Shortly before Christmas, I finished reading D. Michael Quinn’s Early Mormonism and the Magic World View.  Quinn, in my opinion, is the finest historian of Mormonism that that faith has produced, and his book, especially in the revised and enlarged edition which I read, is, as one reviewer put it, truly a “tour de force” of scholarship.  It is a study of the myriad occult elements like seer stones, divining rods, astrological charts and many others that were prevalent in American culture in the early nineteenth century and which went into the creation of the Mormon religion.  Realizing that much of that stuff was going to be unfamiliar to most of his readers and likely embarrassing to modern secular-minded Mormons, Quinn documents his findings with amazing elaborateness, with seemingly more pages of footnotes than of text.  Part of his thesis is that as the nineteenth century progressed, Mormonism become more and more secular and gradually purged most of those occult elements from its practices, as did Protestantism at about the same time.

Quinn has little to say about Catholicism, other than to note that some medieval Catholics like St. Albert the Great had practiced things like astrology.  But the pageantry of the Advent and Christmas seasons has gotten me thinking about the plethora of magical (folk-generated) elements that infuse Catholicism and give it so much of its beauty.  Such magic, as Quinn’s reviewer further points out, “adds a little spice to religion.”  You won’t find most of these elements in the Bible, in the Creed, in the rubrics of the liturgy, in canon law, or in the writings o St. Thomas Aquinas; they are just folk practices that have developed over time within the Catholic religion and account for much of the delight I find in the faith.  I’m talking about things like votive candles, Advent wreaths, religious medals, holy cards, the Rosary, and statues and paintings.  Other things like holy water, the sign of the cross, holy oils and sanctuary candles are indeed mandated either by the Bible or the liturgies for the Mass and various sacraments.
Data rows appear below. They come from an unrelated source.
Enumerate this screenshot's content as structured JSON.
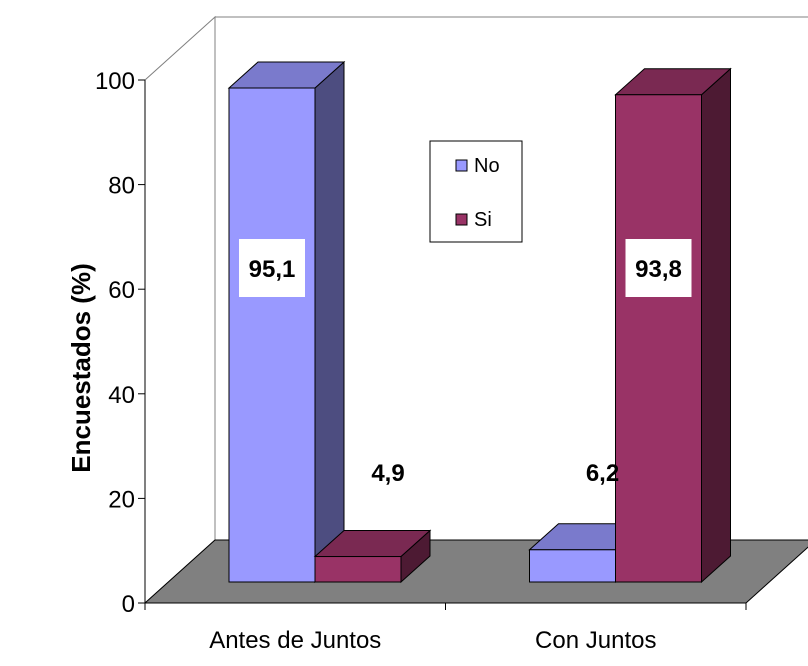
{
  "chart_data": {
    "type": "bar",
    "categories": [
      "Antes de Juntos",
      "Con Juntos"
    ],
    "series": [
      {
        "name": "No",
        "values": [
          95.1,
          6.2
        ],
        "color": "#9999ff",
        "side_color": "#4d4d80",
        "top_color": "#7a7acc"
      },
      {
        "name": "Si",
        "values": [
          4.9,
          93.8
        ],
        "color": "#993366",
        "side_color": "#4d1a33",
        "top_color": "#7a2952"
      }
    ],
    "data_labels": [
      [
        "95,1",
        "6,2"
      ],
      [
        "4,9",
        "93,8"
      ]
    ],
    "title": "",
    "xlabel": "",
    "ylabel": "Encuestados (%)",
    "yticks": [
      "0",
      "20",
      "40",
      "60",
      "80",
      "100"
    ],
    "ylim": [
      0,
      100
    ],
    "grid": false,
    "legend_position": "center",
    "floor_color": "#808080",
    "wall_color": "#ffffff"
  }
}
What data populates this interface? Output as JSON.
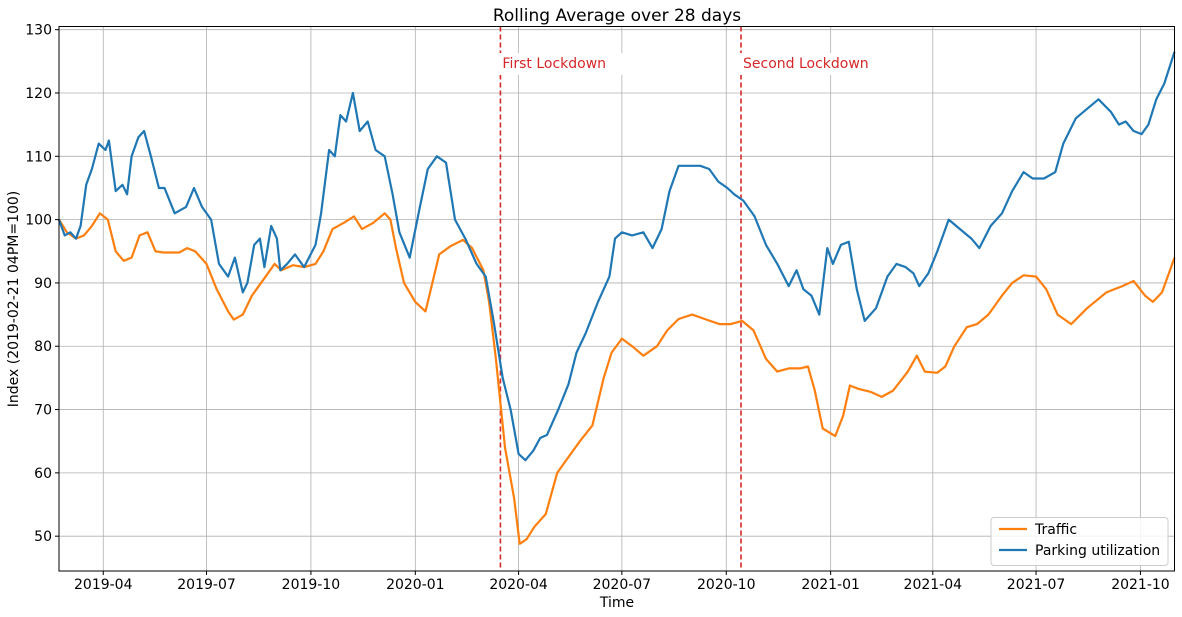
{
  "chart_data": {
    "type": "line",
    "title": "Rolling Average over 28 days",
    "xlabel": "Time",
    "ylabel": "Index (2019-02-21 04PM=100)",
    "xlim": [
      "2019-02-21",
      "2021-10-31"
    ],
    "ylim": [
      44.5,
      130.5
    ],
    "x_ticks": [
      "2019-04",
      "2019-07",
      "2019-10",
      "2020-01",
      "2020-04",
      "2020-07",
      "2020-10",
      "2021-01",
      "2021-04",
      "2021-07",
      "2021-10"
    ],
    "y_ticks": [
      50,
      60,
      70,
      80,
      90,
      100,
      110,
      120,
      130
    ],
    "grid": true,
    "legend_position": "lower-right",
    "annotations": [
      {
        "x": "2020-03-16",
        "label": "First Lockdown",
        "color": "#d62728"
      },
      {
        "x": "2020-10-14",
        "label": "Second Lockdown",
        "color": "#d62728"
      }
    ],
    "series": [
      {
        "name": "Traffic",
        "color": "#ff7f0e",
        "points": [
          [
            "2019-02-21",
            100
          ],
          [
            "2019-02-28",
            98
          ],
          [
            "2019-03-08",
            97
          ],
          [
            "2019-03-15",
            97.5
          ],
          [
            "2019-03-22",
            99
          ],
          [
            "2019-03-29",
            101
          ],
          [
            "2019-04-05",
            100
          ],
          [
            "2019-04-12",
            95
          ],
          [
            "2019-04-19",
            93.5
          ],
          [
            "2019-04-26",
            94
          ],
          [
            "2019-05-03",
            97.5
          ],
          [
            "2019-05-10",
            98
          ],
          [
            "2019-05-17",
            95
          ],
          [
            "2019-05-24",
            94.8
          ],
          [
            "2019-06-07",
            94.8
          ],
          [
            "2019-06-14",
            95.5
          ],
          [
            "2019-06-21",
            95
          ],
          [
            "2019-07-01",
            93
          ],
          [
            "2019-07-10",
            89
          ],
          [
            "2019-07-20",
            85.5
          ],
          [
            "2019-07-25",
            84.2
          ],
          [
            "2019-08-02",
            85
          ],
          [
            "2019-08-10",
            88
          ],
          [
            "2019-08-20",
            90.5
          ],
          [
            "2019-08-30",
            93
          ],
          [
            "2019-09-05",
            92
          ],
          [
            "2019-09-15",
            92.8
          ],
          [
            "2019-09-25",
            92.5
          ],
          [
            "2019-10-05",
            93
          ],
          [
            "2019-10-12",
            95
          ],
          [
            "2019-10-20",
            98.5
          ],
          [
            "2019-10-30",
            99.5
          ],
          [
            "2019-11-08",
            100.5
          ],
          [
            "2019-11-15",
            98.5
          ],
          [
            "2019-11-25",
            99.5
          ],
          [
            "2019-12-05",
            101
          ],
          [
            "2019-12-10",
            100
          ],
          [
            "2019-12-15",
            95.5
          ],
          [
            "2019-12-22",
            90
          ],
          [
            "2020-01-01",
            87
          ],
          [
            "2020-01-10",
            85.5
          ],
          [
            "2020-01-14",
            88.5
          ],
          [
            "2020-01-22",
            94.5
          ],
          [
            "2020-02-01",
            95.8
          ],
          [
            "2020-02-12",
            96.8
          ],
          [
            "2020-02-20",
            95.5
          ],
          [
            "2020-03-01",
            92
          ],
          [
            "2020-03-06",
            87
          ],
          [
            "2020-03-12",
            78
          ],
          [
            "2020-03-20",
            64
          ],
          [
            "2020-03-28",
            56
          ],
          [
            "2020-04-02",
            48.8
          ],
          [
            "2020-04-08",
            49.5
          ],
          [
            "2020-04-15",
            51.5
          ],
          [
            "2020-04-25",
            53.5
          ],
          [
            "2020-05-05",
            60
          ],
          [
            "2020-05-15",
            62.5
          ],
          [
            "2020-05-25",
            65
          ],
          [
            "2020-06-05",
            67.5
          ],
          [
            "2020-06-15",
            75
          ],
          [
            "2020-06-22",
            79
          ],
          [
            "2020-07-01",
            81.2
          ],
          [
            "2020-07-10",
            80
          ],
          [
            "2020-07-20",
            78.5
          ],
          [
            "2020-08-01",
            80
          ],
          [
            "2020-08-10",
            82.5
          ],
          [
            "2020-08-20",
            84.3
          ],
          [
            "2020-09-01",
            85
          ],
          [
            "2020-09-12",
            84.3
          ],
          [
            "2020-09-25",
            83.5
          ],
          [
            "2020-10-05",
            83.5
          ],
          [
            "2020-10-15",
            84
          ],
          [
            "2020-10-25",
            82.5
          ],
          [
            "2020-11-05",
            78
          ],
          [
            "2020-11-15",
            76
          ],
          [
            "2020-11-25",
            76.5
          ],
          [
            "2020-12-05",
            76.5
          ],
          [
            "2020-12-12",
            76.8
          ],
          [
            "2020-12-18",
            73
          ],
          [
            "2020-12-25",
            67
          ],
          [
            "2021-01-05",
            65.8
          ],
          [
            "2021-01-12",
            69
          ],
          [
            "2021-01-18",
            73.8
          ],
          [
            "2021-01-25",
            73.3
          ],
          [
            "2021-02-05",
            72.8
          ],
          [
            "2021-02-15",
            72
          ],
          [
            "2021-02-25",
            73
          ],
          [
            "2021-03-10",
            76
          ],
          [
            "2021-03-18",
            78.5
          ],
          [
            "2021-03-25",
            76
          ],
          [
            "2021-04-05",
            75.8
          ],
          [
            "2021-04-12",
            76.8
          ],
          [
            "2021-04-20",
            80
          ],
          [
            "2021-05-01",
            83
          ],
          [
            "2021-05-10",
            83.5
          ],
          [
            "2021-05-20",
            85
          ],
          [
            "2021-06-01",
            88
          ],
          [
            "2021-06-10",
            90
          ],
          [
            "2021-06-20",
            91.2
          ],
          [
            "2021-07-01",
            91
          ],
          [
            "2021-07-10",
            89
          ],
          [
            "2021-07-20",
            85
          ],
          [
            "2021-08-01",
            83.5
          ],
          [
            "2021-08-15",
            86
          ],
          [
            "2021-09-01",
            88.5
          ],
          [
            "2021-09-15",
            89.5
          ],
          [
            "2021-09-25",
            90.3
          ],
          [
            "2021-10-05",
            88
          ],
          [
            "2021-10-12",
            87
          ],
          [
            "2021-10-20",
            88.5
          ],
          [
            "2021-10-25",
            91
          ],
          [
            "2021-10-31",
            94
          ]
        ]
      },
      {
        "name": "Parking utilization",
        "color": "#1f77b4",
        "points": [
          [
            "2019-02-21",
            100
          ],
          [
            "2019-02-26",
            97.5
          ],
          [
            "2019-03-03",
            98
          ],
          [
            "2019-03-08",
            97
          ],
          [
            "2019-03-12",
            99
          ],
          [
            "2019-03-17",
            105.5
          ],
          [
            "2019-03-22",
            108
          ],
          [
            "2019-03-28",
            112
          ],
          [
            "2019-04-03",
            111
          ],
          [
            "2019-04-06",
            112.5
          ],
          [
            "2019-04-12",
            104.5
          ],
          [
            "2019-04-18",
            105.5
          ],
          [
            "2019-04-22",
            104
          ],
          [
            "2019-04-26",
            110
          ],
          [
            "2019-05-02",
            113
          ],
          [
            "2019-05-07",
            114
          ],
          [
            "2019-05-13",
            110
          ],
          [
            "2019-05-20",
            105
          ],
          [
            "2019-05-25",
            105
          ],
          [
            "2019-06-03",
            101
          ],
          [
            "2019-06-13",
            102
          ],
          [
            "2019-06-20",
            105
          ],
          [
            "2019-06-27",
            102
          ],
          [
            "2019-07-05",
            100
          ],
          [
            "2019-07-12",
            93
          ],
          [
            "2019-07-20",
            91
          ],
          [
            "2019-07-26",
            94
          ],
          [
            "2019-08-02",
            88.5
          ],
          [
            "2019-08-06",
            90
          ],
          [
            "2019-08-12",
            96
          ],
          [
            "2019-08-17",
            97
          ],
          [
            "2019-08-21",
            92.5
          ],
          [
            "2019-08-27",
            99
          ],
          [
            "2019-09-01",
            97
          ],
          [
            "2019-09-04",
            92
          ],
          [
            "2019-09-10",
            93
          ],
          [
            "2019-09-17",
            94.5
          ],
          [
            "2019-09-25",
            92.5
          ],
          [
            "2019-10-05",
            96
          ],
          [
            "2019-10-10",
            101
          ],
          [
            "2019-10-17",
            111
          ],
          [
            "2019-10-22",
            110
          ],
          [
            "2019-10-27",
            116.5
          ],
          [
            "2019-11-01",
            115.5
          ],
          [
            "2019-11-07",
            120
          ],
          [
            "2019-11-13",
            114
          ],
          [
            "2019-11-20",
            115.5
          ],
          [
            "2019-11-27",
            111
          ],
          [
            "2019-12-05",
            110
          ],
          [
            "2019-12-12",
            104
          ],
          [
            "2019-12-18",
            98
          ],
          [
            "2019-12-27",
            94
          ],
          [
            "2020-01-05",
            102
          ],
          [
            "2020-01-12",
            108
          ],
          [
            "2020-01-20",
            110
          ],
          [
            "2020-01-28",
            109
          ],
          [
            "2020-02-05",
            100
          ],
          [
            "2020-02-14",
            97
          ],
          [
            "2020-02-24",
            93
          ],
          [
            "2020-03-03",
            91
          ],
          [
            "2020-03-10",
            84
          ],
          [
            "2020-03-18",
            75
          ],
          [
            "2020-03-25",
            70
          ],
          [
            "2020-04-01",
            63
          ],
          [
            "2020-04-07",
            62
          ],
          [
            "2020-04-14",
            63.5
          ],
          [
            "2020-04-20",
            65.5
          ],
          [
            "2020-04-26",
            66
          ],
          [
            "2020-05-06",
            70
          ],
          [
            "2020-05-15",
            74
          ],
          [
            "2020-05-22",
            79
          ],
          [
            "2020-05-30",
            82
          ],
          [
            "2020-06-10",
            87
          ],
          [
            "2020-06-20",
            91
          ],
          [
            "2020-06-25",
            97
          ],
          [
            "2020-07-01",
            98
          ],
          [
            "2020-07-10",
            97.5
          ],
          [
            "2020-07-20",
            98
          ],
          [
            "2020-07-28",
            95.5
          ],
          [
            "2020-08-05",
            98.5
          ],
          [
            "2020-08-12",
            104.5
          ],
          [
            "2020-08-20",
            108.5
          ],
          [
            "2020-08-30",
            108.5
          ],
          [
            "2020-09-08",
            108.5
          ],
          [
            "2020-09-16",
            108
          ],
          [
            "2020-09-24",
            106
          ],
          [
            "2020-10-02",
            105
          ],
          [
            "2020-10-08",
            104
          ],
          [
            "2020-10-16",
            103
          ],
          [
            "2020-10-26",
            100.5
          ],
          [
            "2020-11-05",
            96
          ],
          [
            "2020-11-15",
            93
          ],
          [
            "2020-11-25",
            89.5
          ],
          [
            "2020-12-02",
            92
          ],
          [
            "2020-12-08",
            89
          ],
          [
            "2020-12-15",
            88
          ],
          [
            "2020-12-22",
            85
          ],
          [
            "2020-12-29",
            95.5
          ],
          [
            "2021-01-03",
            93
          ],
          [
            "2021-01-10",
            96
          ],
          [
            "2021-01-17",
            96.5
          ],
          [
            "2021-01-24",
            89
          ],
          [
            "2021-01-31",
            84
          ],
          [
            "2021-02-10",
            86
          ],
          [
            "2021-02-20",
            91
          ],
          [
            "2021-02-28",
            93
          ],
          [
            "2021-03-08",
            92.5
          ],
          [
            "2021-03-15",
            91.5
          ],
          [
            "2021-03-20",
            89.5
          ],
          [
            "2021-03-28",
            91.5
          ],
          [
            "2021-04-05",
            95
          ],
          [
            "2021-04-15",
            100
          ],
          [
            "2021-04-25",
            98.5
          ],
          [
            "2021-05-05",
            97
          ],
          [
            "2021-05-12",
            95.5
          ],
          [
            "2021-05-22",
            99
          ],
          [
            "2021-06-01",
            101
          ],
          [
            "2021-06-10",
            104.5
          ],
          [
            "2021-06-20",
            107.5
          ],
          [
            "2021-06-28",
            106.5
          ],
          [
            "2021-07-08",
            106.5
          ],
          [
            "2021-07-18",
            107.5
          ],
          [
            "2021-07-25",
            112
          ],
          [
            "2021-08-05",
            116
          ],
          [
            "2021-08-15",
            117.5
          ],
          [
            "2021-08-25",
            119
          ],
          [
            "2021-09-05",
            117
          ],
          [
            "2021-09-12",
            115
          ],
          [
            "2021-09-18",
            115.5
          ],
          [
            "2021-09-25",
            114
          ],
          [
            "2021-10-02",
            113.5
          ],
          [
            "2021-10-08",
            115
          ],
          [
            "2021-10-15",
            119
          ],
          [
            "2021-10-22",
            121.5
          ],
          [
            "2021-10-31",
            126.5
          ]
        ]
      }
    ]
  }
}
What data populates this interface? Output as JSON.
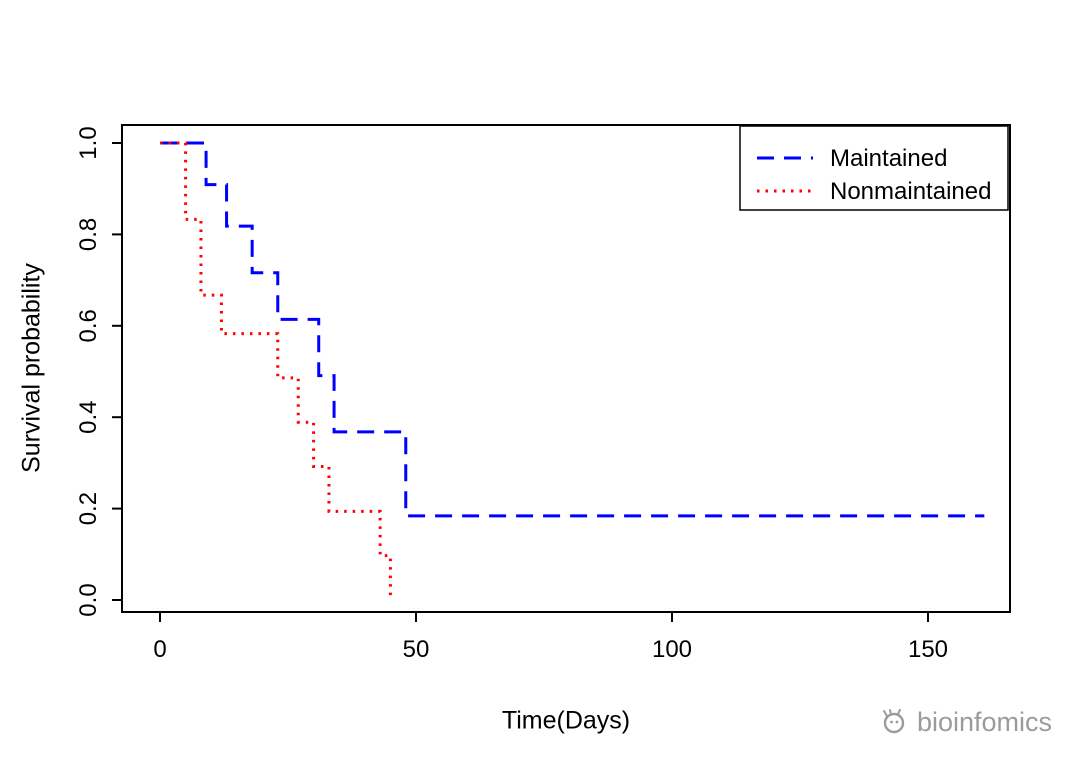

But just think how many Catholics find so many of those practices dispensable and yet remain serious, devoted Catholics.  I know many who never do the Stations of the Cross, pray the rosary, or wear a religious medal.  And yet here is where being a “cafeteria Catholic” is perfectly permissible and even encouraged, for all of us, I think, find at least some of those magical elements enriching to our faith.  They “add a little spice to our religion.”